The unescapable path to success is hard work. And lots of it. Sometimes it is enjoyable, and sometimes it is not. Any arborist could agree. What’s very important is developing a schedule of getting things done. Everyday. Putting things on a to-do list, and checking them off, one by one. Specialization and fine tuning and balance refine this process as you approach goals, deadlines, and scheduled dates of arrivals. These facets help display the true art in process: efficiently applying the right tools to the right job. More than ever I think about how important it is to get some work done.
Maybe it’s because I heard a blip the other day somewhere on the internet, someone quoting Confuscious as having said, “A person has two lives, and the second starts when they realize they only have one.”
Maybe that quote somehow caused this hysteria, this specific urgency to get things done. There is nothing like the internet for that, I’ll tell you.
But another text that has recently brought this theme to light for me is a wonderful read by author Anne Lamott, Bird by Bird: Some Instructions on Writing and Life. Although the book is written for writers, I can appreciate a lot of the advice as it may apply to the working arborist and their journey towards success.

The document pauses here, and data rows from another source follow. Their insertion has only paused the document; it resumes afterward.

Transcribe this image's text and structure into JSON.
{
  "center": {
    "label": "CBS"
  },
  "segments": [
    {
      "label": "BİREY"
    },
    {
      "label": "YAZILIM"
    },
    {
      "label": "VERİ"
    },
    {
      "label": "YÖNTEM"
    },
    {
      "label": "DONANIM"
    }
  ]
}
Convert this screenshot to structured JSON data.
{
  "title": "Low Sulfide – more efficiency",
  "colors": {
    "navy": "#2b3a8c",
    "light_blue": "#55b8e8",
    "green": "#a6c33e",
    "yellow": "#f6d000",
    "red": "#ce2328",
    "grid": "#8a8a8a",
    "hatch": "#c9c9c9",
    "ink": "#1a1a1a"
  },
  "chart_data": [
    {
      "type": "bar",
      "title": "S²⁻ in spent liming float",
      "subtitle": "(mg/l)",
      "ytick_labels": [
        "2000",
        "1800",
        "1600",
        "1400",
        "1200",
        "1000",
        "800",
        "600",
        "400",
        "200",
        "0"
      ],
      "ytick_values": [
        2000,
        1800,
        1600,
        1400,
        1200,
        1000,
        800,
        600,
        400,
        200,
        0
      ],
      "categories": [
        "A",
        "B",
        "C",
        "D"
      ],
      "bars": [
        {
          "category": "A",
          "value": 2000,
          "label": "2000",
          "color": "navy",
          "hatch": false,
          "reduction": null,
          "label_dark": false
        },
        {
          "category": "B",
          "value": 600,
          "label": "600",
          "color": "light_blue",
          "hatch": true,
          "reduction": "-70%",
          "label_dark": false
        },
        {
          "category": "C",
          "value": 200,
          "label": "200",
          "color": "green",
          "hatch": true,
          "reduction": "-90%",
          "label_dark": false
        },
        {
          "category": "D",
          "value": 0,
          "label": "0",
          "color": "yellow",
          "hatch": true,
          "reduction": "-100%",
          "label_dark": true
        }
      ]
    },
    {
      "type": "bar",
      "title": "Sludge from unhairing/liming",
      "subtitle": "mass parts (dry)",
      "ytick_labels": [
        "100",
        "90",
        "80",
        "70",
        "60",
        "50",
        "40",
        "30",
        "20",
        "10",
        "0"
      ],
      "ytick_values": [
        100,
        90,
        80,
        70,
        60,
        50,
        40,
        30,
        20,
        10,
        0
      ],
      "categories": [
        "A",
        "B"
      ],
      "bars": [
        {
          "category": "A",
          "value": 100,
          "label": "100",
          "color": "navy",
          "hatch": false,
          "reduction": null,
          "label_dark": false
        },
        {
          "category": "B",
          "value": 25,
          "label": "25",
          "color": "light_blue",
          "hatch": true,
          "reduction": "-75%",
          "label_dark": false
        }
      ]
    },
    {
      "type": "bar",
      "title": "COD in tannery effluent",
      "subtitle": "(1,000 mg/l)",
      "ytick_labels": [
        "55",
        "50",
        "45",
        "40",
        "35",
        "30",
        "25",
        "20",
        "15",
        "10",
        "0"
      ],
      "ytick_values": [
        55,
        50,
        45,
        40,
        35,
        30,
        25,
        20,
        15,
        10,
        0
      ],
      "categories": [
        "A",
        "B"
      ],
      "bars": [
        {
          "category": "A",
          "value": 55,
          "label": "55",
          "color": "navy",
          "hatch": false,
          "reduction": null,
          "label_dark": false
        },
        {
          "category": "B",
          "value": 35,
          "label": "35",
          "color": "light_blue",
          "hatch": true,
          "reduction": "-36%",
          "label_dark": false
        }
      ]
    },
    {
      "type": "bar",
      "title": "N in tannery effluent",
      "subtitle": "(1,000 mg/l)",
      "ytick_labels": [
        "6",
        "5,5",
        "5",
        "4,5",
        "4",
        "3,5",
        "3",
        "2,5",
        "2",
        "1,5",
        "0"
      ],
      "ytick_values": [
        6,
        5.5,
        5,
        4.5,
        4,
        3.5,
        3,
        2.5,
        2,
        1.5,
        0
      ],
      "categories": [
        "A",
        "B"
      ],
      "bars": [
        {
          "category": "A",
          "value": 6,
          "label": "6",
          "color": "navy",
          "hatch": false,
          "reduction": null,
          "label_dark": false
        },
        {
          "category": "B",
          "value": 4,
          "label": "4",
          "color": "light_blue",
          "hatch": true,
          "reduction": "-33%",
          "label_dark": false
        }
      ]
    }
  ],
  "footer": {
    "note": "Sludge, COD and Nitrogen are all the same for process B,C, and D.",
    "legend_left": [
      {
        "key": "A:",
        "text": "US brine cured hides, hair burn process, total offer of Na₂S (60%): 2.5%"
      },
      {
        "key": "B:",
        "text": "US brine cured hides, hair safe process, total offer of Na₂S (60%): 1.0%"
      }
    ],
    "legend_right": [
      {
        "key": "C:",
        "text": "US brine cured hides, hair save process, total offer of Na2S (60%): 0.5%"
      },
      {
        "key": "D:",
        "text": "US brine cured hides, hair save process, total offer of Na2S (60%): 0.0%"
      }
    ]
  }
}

Lamott offers excellent insight into dealing with the overwhelming burden of being successful in our endeavors. One early chapter in particular is dedicated to breaking the process of writing down into short assignments. Lamott offers us the approach of simply starting with writing what you can see through a small picture frame. Another particularly perfect passage from this chapter is actually a quote: “E. L. Doctorow once said that ‘writing a novel is like driving a car at night. You can see only as far as your headlights, but you can make the whole trip that way.'” (Lamott, 18).
I really loved this quote in as far as it applies to the business of arboriculture too, and not just writing. It illuminates the necessity of focusing on the immediate things that we can see in order to guide us. I can appreciate this sentiment as it to the bare field work as well: tree inspections, climbing, rigging and even working hazardous situations. Many of those situations remind me of driving in the dark, not being able to see too far ahead. Careful and aware though, many times when we know what we’re looking for, we don’t pass the exit. Of course, there is always uncertainty crouching up ahead, and we need to be constantly scanning the ever important horizon for a pothole in the road, or a bounding deer from the bushes beside the road-a girdling root, vascular staining, leaf drop or marginal necrosis or included bark. It’s about having the capabilities to react, rooted in the process of just simply driving, observing and reacting to the immediate things we come into contact with.
Writing is in fact very similar to arboriculture in that sense: one word at a time, one tree at a time. But in this process of cultivating a culture of what I’ll term high-volume arboriculture, we need to have the endurance to withstand it, in order to not strain the system. Endurance is one trait that I truly believe in. I think it is so very important to any artisan that is after some sense of mastery. And also I believe that endurance is the true ticket to success-in writing, in business, in arboriculture. Without it, we just get passed by on the side of the trail, sucking wind and out of gas.
Endurace is in some sense just a cultivation of the process of the things we love to do. In another text I’ve gotten my hands on, The Uphill Athlete by authors Steve House, Scott Johnston and Kilian Jornet, Jornet writes an autobiographical essay titled The Roots of My Athleticism. Jornet is by any reasonable consideration a glowing example of a successful endurance athlete. In his essay he shares that endurance and moving through the landscape through running and skiing and biking was just the culture in which he lived. It was a life passed down to him from his parents. At three Jornet was doing 3,000 metre peaks. At ten, a forty day journey across the Pyrenees. He went on to study anatomy and human physiology at Font-Romeu in France. It’s no wonder he is one of the great modern endurance athletes. He has put in long, hard hours. He admits of himself, “With both book learning and learning from my coaches, I built up the knowledge that allows me to understand the expected effect on my body that will result from every training day. I understand why I can go long easily. Why I recover well. I’ve been a student of myself, my own reaction to training, as well as the science,” (Jornet, 72).
So then endurance is not so much a race as it is an exploration. As Jornet is described in a note from the editor, “he conceives of sport as a way to discover the landscape both inside and outside himself,” (67). That feeling is certainly mutual.
I love arboriculture for that same basic reason. It is, in fact, a great way to discover the landscape both inside and outside ourselves. This is the great challenge, of course. It offers that chance to push both physical and mental boundaries. And not only does it provide a path towards better understanding ourselves, but other as well. By enduring those long sessions of climbing, or stump grinding, or just dragging that brush, we are becoming ever more efficient in blending the landscape of ourself with the landscape that we work in.
Breath by breath, bird by bird, tree by tree. It’s all that hard work that pays off.